Technology

Comets cross the Solar System until they collide or evolve and break up in the main asteroid belt.

Generally speaking, scientists believe that it goes around and around the solar system until it bumps into something, something big like a planet. Although we have recently noticed that some asteroids and comets end up colliding with each other, when they do, both courses are altered. And sometimes one or both are completely destroyed by the impact.

We observed Comet Levy impacting Jupiter, and are currently observing a comet heading towards the Sun in 2010. We also observed a comet impacting an asteroid, demolishing the asteroid, and in this case the comet seemed to stay quite close to its course. original. . For those who think they can shoot down an asteroid or comet, this poses a pretty big problem. If a comet and an asteroid can collide at such a speed, and one can keep going, then we might have a problem using kinetic missiles to try to take out a comet.

In fact, there was another great article on SpaceWeather(dot)com titled “Comet Dipped into the Sun” posted on October 20, 2010 that said, “A newly discovered comet is dipping towards the sun.
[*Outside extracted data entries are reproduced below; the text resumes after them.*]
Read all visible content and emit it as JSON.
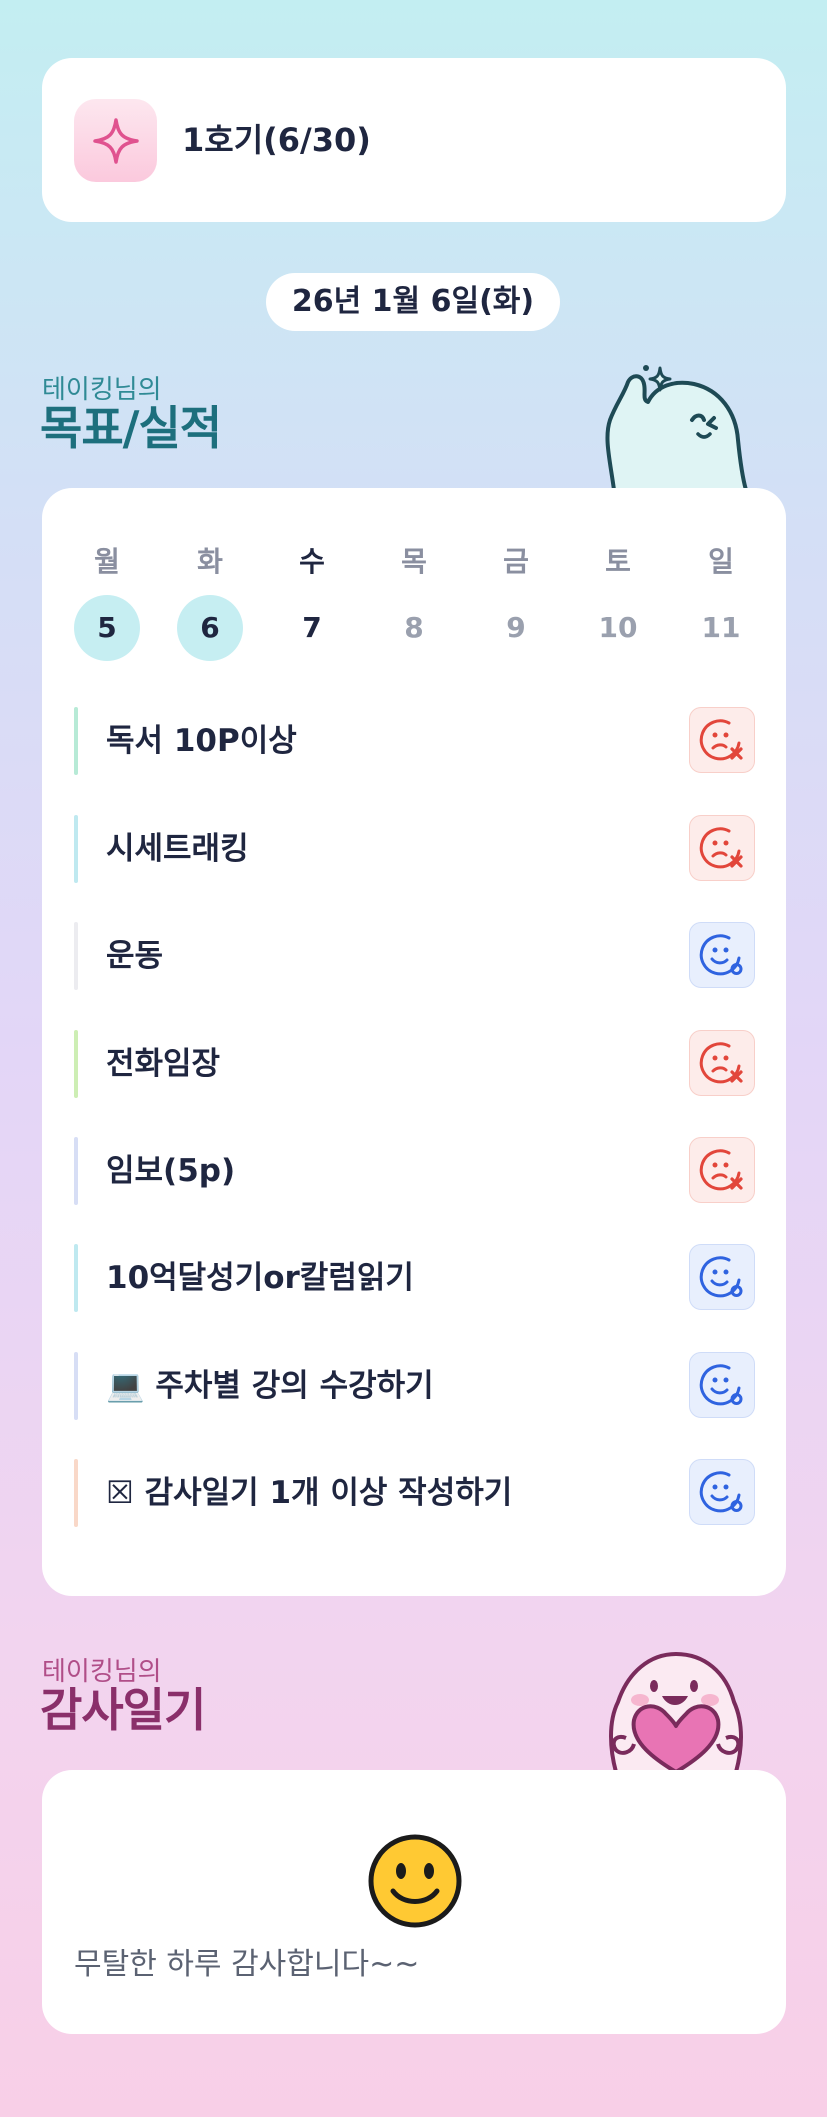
{
  "batch": {
    "title": "1호기(6/30)",
    "icon": "sparkle-icon"
  },
  "date_pill": "26년 1월 6일(화)",
  "goals_section": {
    "subtitle": "테이킹님의",
    "title": "목표/실적"
  },
  "week": [
    {
      "label": "월",
      "num": "5",
      "state": "done"
    },
    {
      "label": "화",
      "num": "6",
      "state": "done"
    },
    {
      "label": "수",
      "num": "7",
      "state": "today"
    },
    {
      "label": "목",
      "num": "8",
      "state": "future"
    },
    {
      "label": "금",
      "num": "9",
      "state": "future"
    },
    {
      "label": "토",
      "num": "10",
      "state": "future"
    },
    {
      "label": "일",
      "num": "11",
      "state": "future"
    }
  ],
  "goals": [
    {
      "text": "독서 10P이상",
      "status": "fail",
      "bar_color": "#b7ead6"
    },
    {
      "text": "시세트래킹",
      "status": "fail",
      "bar_color": "#bfe9f0"
    },
    {
      "text": "운동",
      "status": "ok",
      "bar_color": "#ececf0"
    },
    {
      "text": "전화임장",
      "status": "fail",
      "bar_color": "#cdeeb4"
    },
    {
      "text": "임보(5p)",
      "status": "fail",
      "bar_color": "#d7def5"
    },
    {
      "text": "10억달성기or칼럼읽기",
      "status": "ok",
      "bar_color": "#bfe9f0"
    },
    {
      "text": "💻 주차별 강의 수강하기",
      "status": "ok",
      "bar_color": "#d7def5"
    },
    {
      "text": "☒ 감사일기 1개 이상 작성하기",
      "status": "ok",
      "bar_color": "#f9d8c8"
    }
  ],
  "status_icons": {
    "fail": "sad-face-x-icon",
    "ok": "smile-face-o-icon"
  },
  "colors": {
    "fail": "#e2463b",
    "ok": "#2f63e0",
    "goals_title": "#1d6f7d",
    "thanks_title": "#8a2f6a"
  },
  "thanks_section": {
    "subtitle": "테이킹님의",
    "title": "감사일기"
  },
  "thanks_entry": {
    "emoji": "slightly-smiling-face-icon",
    "text": "무탈한 하루 감사합니다~~"
  }
}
Chinese comet hunter Bo Zhou found it on Oct. 19 in SOHO coronagraph images. The comet is faint now, but should brighten in the next few hours as it warms.”

There is another potential eventuality, and there has been some debate and research paper on this, that is, when a comet decays in its orbit or hits something that slows it down, it could pull out and then re-enter the asteroid belt and ride like a horse. racing. it starts to graze. Of course, as it passes through the asteroid belt, it could collide with an asteroid and send it into a new Earth-crossing orbit.

Comets are very interesting things to study, as are asteroids, and while NASA is planning a manned mission to an asteroid, you might want to do some more personal research on this topic. So please consider all this.

References:

1. “Comets: Creators and Destroyers” by David H. Levy, Touchstone Publishers, a division of Simon and Schuster, New York, NY, (1998), pp. 256, ISBN: 978-0684852553.
2. “The Threat of Comets and Asteroids” by Gerrit L. Verschuur, Oxford Press, New York, NY, (1996), pp. 237, ISBN: 0-19-510105-7.
3. “Red Doomsday Comets and Asteroids – the Million Megaton Threat Thing Life on Earth,” by Duncan Steele (foreword by Arthur C. Clarke), John Wiley and Sons, New York, NY, (1995), pp. 308, ISBN: 0-471-30824-2.
4. Research paper: “Asteroid Comet Evolution” by PR Weissman, WF Bottke Jr., HF Levinson, published in Asteroids III pp. 669-686, 2002.
5. ASD News Online – October 20, 2010 article titled; “When a comet is not a comet – Rosetta finds out – Two asteroids in the wrong place at the wrong time” (source; ESA).